Writing in Columbia Journalism Review, Winthrop Rogers has described how a law brought in to stop sexist abuse online is being used to jail journalists and silence critics through self- censorship. He notes that “Individuals, lawmakers, party organs, the KRG prime minister’s office, and government ministries and departments have all filed cases against journalists under Law 6.”
Zack Kopplin, who earlier exposed the hidden property investments of the Prime Minister of the KRI, Masrour Barzani, has now turned his attention to Masrour’s cousin. He found that KRI president Nechirvan Barzani has property assets “hidden behind complex systems of trusts and intermediaries, including employees, friends, and family”. He identified links to properties worth hundreds of thousands of pounds.
As Wikileaks demonstrated, the United States government has long been aware of the KRI’s endemic corruption, and that hasn’t stopped them and their European allies from working with and giving large amounts of military support to its business-friendly government.
Inspired by Öcalan
For Kurds everywhere, this week began with commemorations of Abdullah Öcalan’s 73rd birthday and calls for his release from prison. It is now over a year since the Kurdish leader was allowed any contact with the outside world, and that was only a phone call to his brother that was cut off after less than five minutes. Among the many attestations to Öcalan’s importance, I want to single out the testimony by Maryam Ibrahim, Coordinator of the Women’s Office at the Zenobia Women’s Gathering in Raqqa. She writes, “The fourth of April has become the day of the birth of the free woman. For us Arab women, it has become the start of gaining a new mentality”. And she describes how Öcalan “established in our minds a new understanding of freedom and the meaning of humanity”.
Öcalan’s ideas have inspired people worldwide, even to the point of putting their own lives on the line. This week, Dirk Campbell, father of Anna Campbell, who was killed by a Turkish airstrike when defending Afrîn, has announced that he will be taking the case for the return of Anna’s body to the European Court of Human Rights, where he hopes “to be given justice and to have international attention drawn to Turkey’s widespread crimes against humanity”.
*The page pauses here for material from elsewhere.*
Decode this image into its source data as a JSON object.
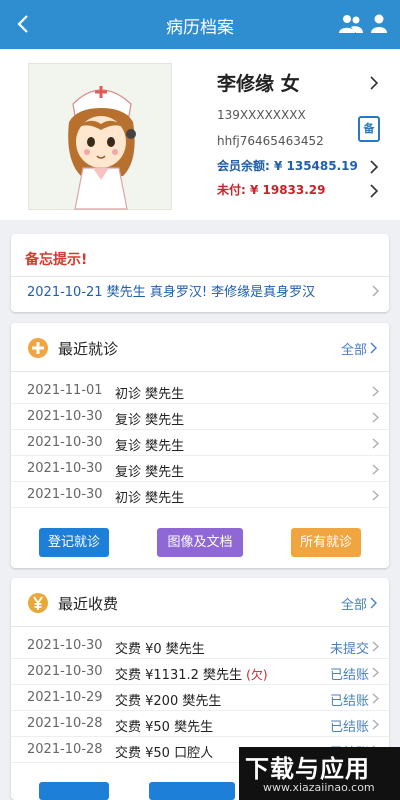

Last week, I wrote about French anarchist Libre Flot, who fought alongside the YPG against ISIS in Raqqa, and who, apparently in response to this, was arrested by the French police under anti-terrorism legislation and held in isolation, awaiting trial for well over a year. On 27 February, he began a hunger strike to demand release, and last week, he was moved to a secure hospital. On Monday, there were solidarity actions held by groups around the world, and on Tuesday, faced with his severe and rapidly deteriorating health, the authorities finally conceded to his demands and agreed that he could be freed pending his trial with an electronic bracelet and strict judicial control. First, though, he needs intensive medical care. The international comrades who demonstrated in support of Libre Flot on Monday included a group in Kyiv, who managed to make a banner at the same time as “provid[ing] military, medical and other supplies, particularly to anti-authoritarian units and individuals who are fighting in the resistance to the Russian invasion”. Solidarity!